There is a loneliness beyond that of the fabled long-distance runner about a big-league hockey referee—as this picture of former National Hockey League Referee Eddie Powers may attest. No matter how big the crowd, nor how furious the play, he is at all times alone on the ice. It is his inescapable lot to be hated, resented, reviled and excoriated by almost everyone concerned for doing his unpleasant but necessary job night after night. He should not, however, be subjected to physical attack, either by players or spectators. Nor should his fitness to serve be the public gossip of coaches and managers. The fact that such physical and spiritual assaults have become commonplace is the growing disgrace of big-league hockey.
The season just concluded was a rough one for officials, as even League President Clarence Campbell cautiously admitted. "We have had," he said, "a considerable number of injuries among the officials—especially the young ones." In Detroit the tempestuous Red Wing, Howie Young, threw a glove at Referee Frank Udvari. In the same city two weeks later, Montreal's Boom-Boom Geoffrion threw both of his gloves plus his hockey stick at Referee Vern Buffey.

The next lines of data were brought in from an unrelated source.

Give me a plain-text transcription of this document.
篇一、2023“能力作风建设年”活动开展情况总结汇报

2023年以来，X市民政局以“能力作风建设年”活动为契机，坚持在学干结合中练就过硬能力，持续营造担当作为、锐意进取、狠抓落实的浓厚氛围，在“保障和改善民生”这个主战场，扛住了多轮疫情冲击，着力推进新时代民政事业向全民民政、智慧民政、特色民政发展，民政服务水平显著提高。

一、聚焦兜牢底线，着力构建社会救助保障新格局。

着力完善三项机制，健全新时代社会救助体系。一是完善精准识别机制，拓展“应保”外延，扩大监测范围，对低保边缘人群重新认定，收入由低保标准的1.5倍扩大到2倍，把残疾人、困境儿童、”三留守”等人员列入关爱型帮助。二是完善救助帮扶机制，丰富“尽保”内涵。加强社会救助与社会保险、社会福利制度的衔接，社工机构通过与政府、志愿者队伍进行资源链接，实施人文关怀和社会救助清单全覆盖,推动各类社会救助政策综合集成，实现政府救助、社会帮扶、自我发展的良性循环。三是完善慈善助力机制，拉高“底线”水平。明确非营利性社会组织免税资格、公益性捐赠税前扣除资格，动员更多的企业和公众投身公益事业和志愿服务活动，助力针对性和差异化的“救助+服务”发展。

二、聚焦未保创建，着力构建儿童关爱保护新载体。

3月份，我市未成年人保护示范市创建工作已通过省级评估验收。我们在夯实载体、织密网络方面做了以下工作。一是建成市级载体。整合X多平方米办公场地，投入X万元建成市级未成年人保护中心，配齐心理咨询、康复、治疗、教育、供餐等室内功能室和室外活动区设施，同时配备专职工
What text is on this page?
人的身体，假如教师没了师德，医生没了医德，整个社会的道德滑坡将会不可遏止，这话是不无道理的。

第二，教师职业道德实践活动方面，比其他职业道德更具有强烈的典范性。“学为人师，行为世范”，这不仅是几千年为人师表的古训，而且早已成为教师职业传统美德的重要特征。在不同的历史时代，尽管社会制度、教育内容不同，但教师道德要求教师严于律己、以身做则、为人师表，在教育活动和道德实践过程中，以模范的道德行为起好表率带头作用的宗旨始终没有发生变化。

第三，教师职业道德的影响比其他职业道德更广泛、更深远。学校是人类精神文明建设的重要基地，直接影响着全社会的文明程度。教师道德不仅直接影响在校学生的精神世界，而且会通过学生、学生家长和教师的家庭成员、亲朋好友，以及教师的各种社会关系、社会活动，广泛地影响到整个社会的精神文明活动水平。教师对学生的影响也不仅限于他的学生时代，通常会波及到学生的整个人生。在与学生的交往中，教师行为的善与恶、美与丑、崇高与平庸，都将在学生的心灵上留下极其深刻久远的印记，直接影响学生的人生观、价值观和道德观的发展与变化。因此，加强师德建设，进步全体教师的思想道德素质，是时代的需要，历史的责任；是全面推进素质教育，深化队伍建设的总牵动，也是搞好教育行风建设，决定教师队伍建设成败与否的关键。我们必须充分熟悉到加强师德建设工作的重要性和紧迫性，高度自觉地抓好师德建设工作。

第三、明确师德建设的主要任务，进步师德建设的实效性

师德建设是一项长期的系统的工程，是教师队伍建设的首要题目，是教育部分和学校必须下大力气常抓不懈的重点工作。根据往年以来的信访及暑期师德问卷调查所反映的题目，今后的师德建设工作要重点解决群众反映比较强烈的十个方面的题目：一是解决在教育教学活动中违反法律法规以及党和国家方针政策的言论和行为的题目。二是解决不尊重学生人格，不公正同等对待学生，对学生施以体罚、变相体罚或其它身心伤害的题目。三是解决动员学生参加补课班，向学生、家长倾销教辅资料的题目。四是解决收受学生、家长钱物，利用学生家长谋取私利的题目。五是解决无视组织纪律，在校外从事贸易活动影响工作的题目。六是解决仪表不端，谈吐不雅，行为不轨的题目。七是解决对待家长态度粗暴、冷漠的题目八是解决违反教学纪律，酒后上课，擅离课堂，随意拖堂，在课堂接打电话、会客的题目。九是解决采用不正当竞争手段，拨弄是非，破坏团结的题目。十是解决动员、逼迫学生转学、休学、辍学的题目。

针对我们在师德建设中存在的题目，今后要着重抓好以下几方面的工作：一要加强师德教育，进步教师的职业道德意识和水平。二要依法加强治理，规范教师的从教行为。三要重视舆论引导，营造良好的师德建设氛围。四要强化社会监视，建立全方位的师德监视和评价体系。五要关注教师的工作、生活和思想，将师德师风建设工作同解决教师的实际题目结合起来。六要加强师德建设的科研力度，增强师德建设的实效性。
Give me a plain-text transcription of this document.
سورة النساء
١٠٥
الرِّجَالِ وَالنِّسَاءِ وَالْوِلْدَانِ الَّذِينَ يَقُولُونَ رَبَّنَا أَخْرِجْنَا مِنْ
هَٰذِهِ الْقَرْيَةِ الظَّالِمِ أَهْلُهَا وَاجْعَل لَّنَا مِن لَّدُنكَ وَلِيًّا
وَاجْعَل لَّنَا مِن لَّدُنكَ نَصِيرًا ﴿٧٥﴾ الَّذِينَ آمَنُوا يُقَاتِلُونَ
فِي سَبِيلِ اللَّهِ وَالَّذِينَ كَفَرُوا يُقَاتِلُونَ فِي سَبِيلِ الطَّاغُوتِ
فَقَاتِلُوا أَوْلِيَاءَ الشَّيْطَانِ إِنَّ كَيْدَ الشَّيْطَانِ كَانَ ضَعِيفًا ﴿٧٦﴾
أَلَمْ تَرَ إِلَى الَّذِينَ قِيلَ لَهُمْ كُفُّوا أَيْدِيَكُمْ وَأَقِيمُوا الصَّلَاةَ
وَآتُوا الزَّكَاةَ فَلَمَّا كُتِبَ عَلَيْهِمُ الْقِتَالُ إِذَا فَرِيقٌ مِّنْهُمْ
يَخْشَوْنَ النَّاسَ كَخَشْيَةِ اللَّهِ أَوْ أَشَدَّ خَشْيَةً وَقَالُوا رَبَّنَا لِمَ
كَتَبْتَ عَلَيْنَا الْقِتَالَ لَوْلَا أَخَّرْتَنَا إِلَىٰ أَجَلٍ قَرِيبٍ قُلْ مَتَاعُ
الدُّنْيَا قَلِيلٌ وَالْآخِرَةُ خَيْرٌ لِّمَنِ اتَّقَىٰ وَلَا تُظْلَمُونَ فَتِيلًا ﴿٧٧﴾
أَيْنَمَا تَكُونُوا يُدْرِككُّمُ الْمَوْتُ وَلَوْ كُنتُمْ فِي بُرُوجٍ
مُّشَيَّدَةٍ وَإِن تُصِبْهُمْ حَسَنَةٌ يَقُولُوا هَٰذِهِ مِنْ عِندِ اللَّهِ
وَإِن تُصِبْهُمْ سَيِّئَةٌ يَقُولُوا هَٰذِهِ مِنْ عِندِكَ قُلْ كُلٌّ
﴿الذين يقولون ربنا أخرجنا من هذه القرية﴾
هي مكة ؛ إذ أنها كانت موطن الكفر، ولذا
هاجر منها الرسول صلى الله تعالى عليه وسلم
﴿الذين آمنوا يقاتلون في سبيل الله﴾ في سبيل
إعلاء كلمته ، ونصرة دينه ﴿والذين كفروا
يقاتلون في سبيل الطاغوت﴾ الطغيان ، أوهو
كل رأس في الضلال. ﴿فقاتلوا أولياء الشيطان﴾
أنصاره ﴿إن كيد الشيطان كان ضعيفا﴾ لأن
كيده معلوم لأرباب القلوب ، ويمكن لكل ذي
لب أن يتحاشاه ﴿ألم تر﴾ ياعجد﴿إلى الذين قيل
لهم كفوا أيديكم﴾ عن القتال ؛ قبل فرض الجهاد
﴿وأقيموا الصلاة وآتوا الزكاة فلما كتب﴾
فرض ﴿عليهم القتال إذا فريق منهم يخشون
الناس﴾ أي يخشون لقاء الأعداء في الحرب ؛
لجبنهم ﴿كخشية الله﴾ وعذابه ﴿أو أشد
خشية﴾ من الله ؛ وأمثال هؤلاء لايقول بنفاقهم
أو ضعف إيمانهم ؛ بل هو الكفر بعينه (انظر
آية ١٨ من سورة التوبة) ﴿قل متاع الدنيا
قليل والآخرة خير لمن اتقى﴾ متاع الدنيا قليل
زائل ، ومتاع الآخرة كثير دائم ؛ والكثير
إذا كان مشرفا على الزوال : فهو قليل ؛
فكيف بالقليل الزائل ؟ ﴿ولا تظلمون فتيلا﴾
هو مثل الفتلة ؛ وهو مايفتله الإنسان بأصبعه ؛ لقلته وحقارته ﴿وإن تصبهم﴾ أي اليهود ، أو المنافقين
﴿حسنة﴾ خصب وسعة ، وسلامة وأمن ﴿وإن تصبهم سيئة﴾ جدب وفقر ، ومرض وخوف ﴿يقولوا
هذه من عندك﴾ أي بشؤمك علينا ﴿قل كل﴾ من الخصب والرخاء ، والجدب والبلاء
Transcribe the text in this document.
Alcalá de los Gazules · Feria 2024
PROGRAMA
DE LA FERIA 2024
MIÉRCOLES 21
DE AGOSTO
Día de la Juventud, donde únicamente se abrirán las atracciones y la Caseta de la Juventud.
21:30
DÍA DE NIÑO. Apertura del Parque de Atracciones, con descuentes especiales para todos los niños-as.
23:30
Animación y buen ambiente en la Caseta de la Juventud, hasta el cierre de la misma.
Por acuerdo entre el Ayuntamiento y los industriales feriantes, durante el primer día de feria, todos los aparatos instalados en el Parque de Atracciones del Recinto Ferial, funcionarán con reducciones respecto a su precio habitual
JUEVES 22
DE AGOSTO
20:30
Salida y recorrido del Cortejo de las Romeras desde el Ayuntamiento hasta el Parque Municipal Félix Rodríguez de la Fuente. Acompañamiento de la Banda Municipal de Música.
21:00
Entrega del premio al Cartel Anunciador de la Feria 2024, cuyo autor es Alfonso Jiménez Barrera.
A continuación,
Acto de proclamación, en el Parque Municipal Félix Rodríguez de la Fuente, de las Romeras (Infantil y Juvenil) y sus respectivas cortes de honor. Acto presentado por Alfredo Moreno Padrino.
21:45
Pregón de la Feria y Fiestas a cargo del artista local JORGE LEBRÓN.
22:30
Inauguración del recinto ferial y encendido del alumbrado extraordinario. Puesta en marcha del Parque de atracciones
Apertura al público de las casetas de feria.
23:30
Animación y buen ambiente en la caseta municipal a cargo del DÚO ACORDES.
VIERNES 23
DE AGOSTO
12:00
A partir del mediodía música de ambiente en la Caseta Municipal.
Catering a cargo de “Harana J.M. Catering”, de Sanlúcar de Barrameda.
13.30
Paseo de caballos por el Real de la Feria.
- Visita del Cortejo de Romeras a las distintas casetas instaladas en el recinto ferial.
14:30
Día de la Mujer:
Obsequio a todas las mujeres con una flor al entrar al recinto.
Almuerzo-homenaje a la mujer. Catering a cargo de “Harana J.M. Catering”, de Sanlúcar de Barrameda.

In Boston only a few weeks ago Buffey was set upon by an irate Bruin, Guy Gendron. In mid-February, long before this occurred, Eddie Powers, generally considered one of the best hockey referees, had quit his job in disgust, not over thrown punches or even thrown tomatoes but because of what he called the failure of the NHL top brass to give him and other officials succor and comfort in their hours of trial.
"I quit the National Hockey League," he says, "because, in my opinion, Clarence Campbell, the president of that league, made a weak show of defending my integrity. The pressure of making split-second decisions on the ice is bad enough without the added strain of knowing you will get no support from the top in a showdown after the game."
According to those who worked with him, Powers' indignation had been a long time simmering. The thing that finally brought it to a boil was a published remark by Canadien Coach Hector (Toe) Blake after a Montreal-Toronto game in which Powers officiated. Blake was talking to newsmen (though he later claimed that he was really just talking to himself) about an investigation league officers were making of a player who had been thrown out of the league years before for gambling and wanted reinstatement. Instead of discussing that, Blake was reported as saying (in the French-language Montreal Matin), "They'd be better off investigating the conduct of officials who handle themselves in such a way you'd think they bet on the outcome of the game."
April 8, 1963
Powers, who felt his honor had been impugned, promptly complained about it to Campbell, and two weeks later the league president fined Blake $200. But this, as Powers likes to point out, was only four times what Campbell had fined Linesman George Hayes a month before for working a game without a proper shave. In Powers' view this seemed to show that a referee's honesty is worth only four trips to the barbershop. Moreover, there is a clear-cut bylaw stating that any manager publicly criticizing a referee is subject to a fine of up to $1,000.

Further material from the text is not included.